Weihnachten 2023 mit 16 Sorten Keksen – ich hätte ja gerne noch mehr gemacht, aber essen muss sie auch jemand sagt meine Mama. 

Die üblichen Verdächtigen: Kekis, Orangette, Vanillekipferl, Haferflockenmakronen, Linzeraugen, Kokospyramiden, Spritzgebäck, LebkuchenApfelkaramellen, Monde, Florentiner

Die Neuzugänge: Dackel (kinderfreundliches Rezept ohne raffinierten Zucker), Nougatpilze, italienische Mandelkekse, Haselnuss-Orangen-Shortbread und Mohn-Marzipan-Augen.



Sonntag, 10. Januar 2021

Weihnachten 2020

Weihnachten 2020 mit 20 Sorten Keksen – gar nicht schlecht, liebes Krebsen. 
Die üblichen Verdächtigen: Kekis, Orangette, Vanillekipferl, Haferflockenmakronen, Linzeraugen, Husarenkrapferl, Kokospyramiden, Spritzgebäck, Lebkuchen, Apfelkaramellen, Monde (Rezept unten) und Mandelkaramellschnitten (Rezept unten).
Die Neuzugänge: Erdnussdackel, Pignoli, Speckulatius, Pistazienrolle, Viererlei Kugerl (Kokos, Tamarinde, Schoko-Orange, Dattel-Walnuss).




Die Monde sind ein Omi-Klassiker aus dem Burgenland. Ich liebe die dicke Rumglasur, die in den noch warmen saftigen Schoko-Nussteig sickert. Kein Kinderkeks, aber das hat mich offenbar früher auch nicht aufgehalten.

Monde
ergibt ein Blech
200g weiche Butter 
100g Staubzucker
1EL Vanillezucker
200g Schokolade
6 Eier, getrennt
100g Feinkristallzucker
140g Walnüsse, gerieben
160g Mehl
1 Prise Salz

für die Glasur
300g Staubzucker
100ml Rum

ausserdem eine runde Ausstechform

1. Backrohr auf 175°C vorheizen und ein Backblech fetten und mit Mehl ausstreuen bzw. mit Backpapier auslegen.

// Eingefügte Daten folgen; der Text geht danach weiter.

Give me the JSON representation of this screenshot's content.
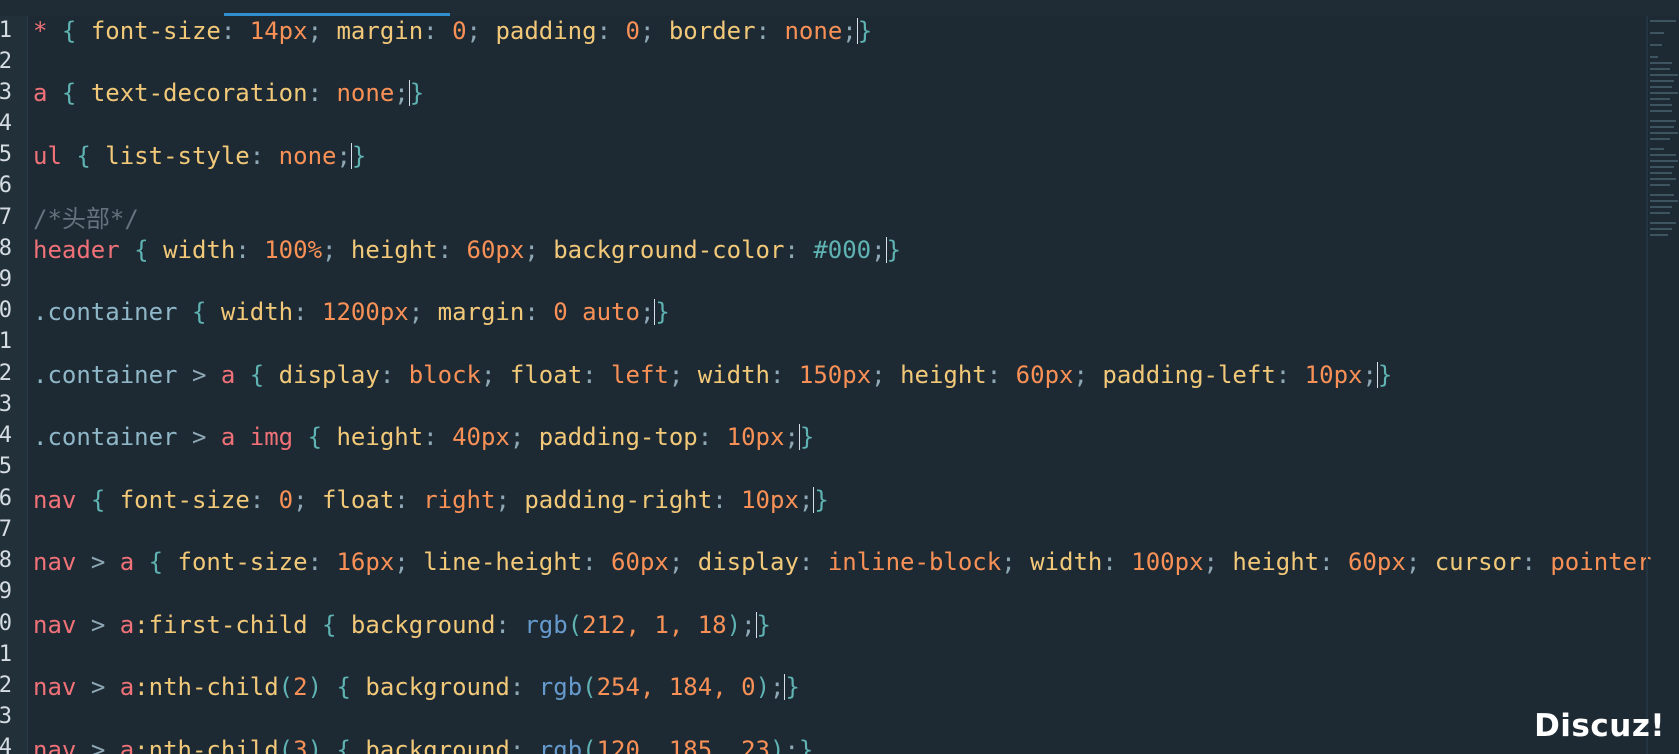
{
  "editor": {
    "line_numbers": [
      "1",
      "2",
      "3",
      "4",
      "5",
      "6",
      "7",
      "8",
      "9",
      "0",
      "1",
      "2",
      "3",
      "4",
      "5",
      "6",
      "7",
      "8",
      "9",
      "0",
      "1",
      "2",
      "3",
      "4"
    ],
    "lines": {
      "l1": {
        "sel": "*",
        "b1": "{",
        "p1": "font-size",
        "v1": "14px",
        "p2": "margin",
        "v2": "0",
        "p3": "padding",
        "v3": "0",
        "p4": "border",
        "v4": "none",
        "b2": "}"
      },
      "l3": {
        "sel": "a",
        "b1": "{",
        "p1": "text-decoration",
        "v1": "none",
        "b2": "}"
      },
      "l5": {
        "sel": "ul",
        "b1": "{",
        "p1": "list-style",
        "v1": "none",
        "b2": "}"
      },
      "l7": {
        "comment": "/*头部*/"
      },
      "l8": {
        "sel": "header",
        "b1": "{",
        "p1": "width",
        "v1": "100%",
        "p2": "height",
        "v2": "60px",
        "p3": "background-color",
        "v3": "#000",
        "b2": "}"
      },
      "l10": {
        "sel": ".container",
        "b1": "{",
        "p1": "width",
        "v1": "1200px",
        "p2": "margin",
        "v2": "0 auto",
        "b2": "}"
      },
      "l12": {
        "sel": ".container",
        "comb": ">",
        "sel2": "a",
        "b1": "{",
        "p1": "display",
        "v1": "block",
        "p2": "float",
        "v2": "left",
        "p3": "width",
        "v3": "150px",
        "p4": "height",
        "v4": "60px",
        "p5": "padding-left",
        "v5": "10px",
        "b2": "}"
      },
      "l14": {
        "sel": ".container",
        "comb": ">",
        "sel2": "a img",
        "b1": "{",
        "p1": "height",
        "v1": "40px",
        "p2": "padding-top",
        "v2": "10px",
        "b2": "}"
      },
      "l16": {
        "sel": "nav",
        "b1": "{",
        "p1": "font-size",
        "v1": "0",
        "p2": "float",
        "v2": "right",
        "p3": "padding-right",
        "v3": "10px",
        "b2": "}"
      },
      "l18": {
        "sel": "nav",
        "comb": ">",
        "sel2": "a",
        "b1": "{",
        "p1": "font-size",
        "v1": "16px",
        "p2": "line-height",
        "v2": "60px",
        "p3": "display",
        "v3": "inline-block",
        "p4": "width",
        "v4": "100px",
        "p5": "height",
        "v5": "60px",
        "p6": "cursor",
        "v6": "pointer"
      },
      "l20": {
        "sel": "nav",
        "comb": ">",
        "sel2": "a",
        "pseudo": ":first-child",
        "b1": "{",
        "p1": "background",
        "fn": "rgb",
        "args": "212, 1, 18",
        "b2": "}"
      },
      "l22": {
        "sel": "nav",
        "comb": ">",
        "sel2": "a",
        "pseudo": ":nth-child",
        "pseudo_arg": "2",
        "b1": "{",
        "p1": "background",
        "fn": "rgb",
        "args": "254, 184, 0",
        "b2": "}"
      },
      "l24": {
        "sel": "nav",
        "comb": ">",
        "sel2": "a",
        "pseudo": ":nth-child",
        "pseudo_arg": "3",
        "b1": "{",
        "p1": "background",
        "fn": "rgb",
        "args": "120, 185, 23",
        "b2": "}"
      }
    }
  },
  "watermark": "Discuz!",
  "colors": {
    "background": "#1d2a33",
    "selector": "#f07178",
    "property": "#f2c879",
    "value": "#f99157",
    "brace": "#5fb3b3",
    "function": "#6699cc",
    "comment": "#65737e",
    "tab_indicator": "#2f8fd1"
  }
}
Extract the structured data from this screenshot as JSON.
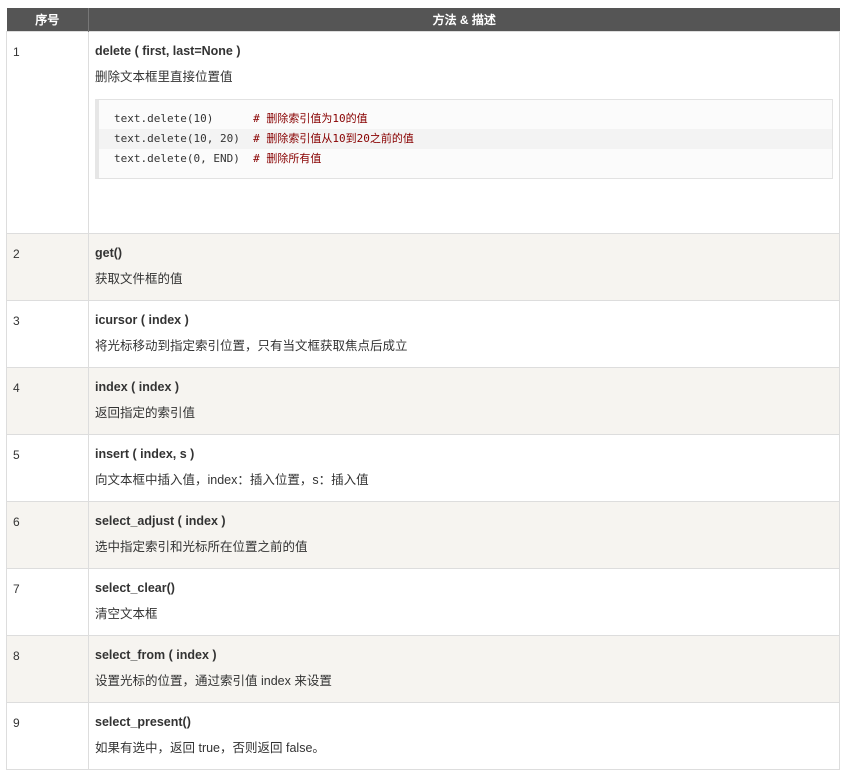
{
  "header": {
    "col_num": "序号",
    "col_method": "方法 & 描述"
  },
  "rows": [
    {
      "num": "1",
      "name": "delete ( first, last=None )",
      "desc": "删除文本框里直接位置值",
      "code": [
        {
          "code": "text.delete(10)      ",
          "comment": "# 删除索引值为10的值"
        },
        {
          "code": "text.delete(10, 20)  ",
          "comment": "# 删除索引值从10到20之前的值"
        },
        {
          "code": "text.delete(0, END)  ",
          "comment": "# 删除所有值"
        }
      ]
    },
    {
      "num": "2",
      "name": "get()",
      "desc": "获取文件框的值"
    },
    {
      "num": "3",
      "name": "icursor ( index )",
      "desc": "将光标移动到指定索引位置，只有当文框获取焦点后成立"
    },
    {
      "num": "4",
      "name": "index ( index )",
      "desc": "返回指定的索引值"
    },
    {
      "num": "5",
      "name": "insert ( index, s )",
      "desc": "向文本框中插入值，index：插入位置，s：插入值"
    },
    {
      "num": "6",
      "name": "select_adjust ( index )",
      "desc": "选中指定索引和光标所在位置之前的值"
    },
    {
      "num": "7",
      "name": "select_clear()",
      "desc": "清空文本框"
    },
    {
      "num": "8",
      "name": "select_from ( index )",
      "desc": "设置光标的位置，通过索引值 index 来设置"
    },
    {
      "num": "9",
      "name": "select_present()",
      "desc": "如果有选中，返回 true，否则返回 false。"
    }
  ]
}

Butter, Staubzucker und Vanillezucker in einer Schüssel schaumig rühren. Die Eier trennen und die Dotter unter die Buttermasse rühren.
2. Die Schokolade grob hacken und überm Wasserbad schmelzen. Handwarm abkühlen lassen und unter die Buttermasse rühren. Die Eiklar in einer sauberen Schüssel steif schlagen, dabei den Kristallzucker löffelweise zugeben. In einer dritten Schüssel Walnüsse, Mehl und Salz mischen. Gemeinsam mit dem Eischnee vorsichtig unter die Schokomasse heben.
3. Dein Teig glatt  auf das Blech streichen und etwa 20 Minuten backen (Stäbchenprobe in der Mitte des Blechs). Sobald das Blech aus dem Rohr kommt, Staubzucker und Rum in einer Schüssel zu einer glatten Glasur rühren und über den noch warmen Kuchen gießen. Die Glasurmenge ist sehr großzügig, wenn es also an den Seiten wieder heruntertropft, ist das völlig normal. Abkühlen lassen.
4. Wenn der Kuchen nur noch lauwarm ist mit einer runden Ausstechform vom Rand weg Halbmonde ausstechen. Luftdicht verpackt und kühl aufbewahren, dann sind sie gut zwei Wochen saftig.


Mandelkaramellschnitten
ergibt ein Blech

für den Mürbteig
300g Mehl
150g Butter
70g Staubzucker
1 Ei

für den Belag
200ml Schlagobers
100g Honig
300g Zucker
100g Butter
300g gehobelte Mandeln

1. Für den Mürbteig alle Zutaten rasch zu einem Teig verarbeiten und eine halbe Stunde kühlstellen.
2. Das Backrohr auf 180°C vorheizen, ein Blech fetten und mit Mehl ausstreuen. Den Teig möglichst ebenmäßig auf das Blech drücken und 10 Minuten vorbacken. 
3. Inzwischen für den Belag Obers, Honig, Zucker und Butter in einem Topf aufkochen. Vom Herd nehmen, die Mandelhobel unterrühren und die Masse glatt auf den vorgebackenen Mürbteig streichen.
4. Das Backrohr auf 160°C schalten und die Mandelschnitten goldbraun fertigbacken. Am besten noch warm in kleine Quadrate schneiden. Luftdicht verpackt und kühl aufbewahren. 

Montag, 24. Dezember 2018

Weihnachten 2018

Wir waren sehr fleißig dieses Jahr. 21 Sorten! Frohe Weihnachten!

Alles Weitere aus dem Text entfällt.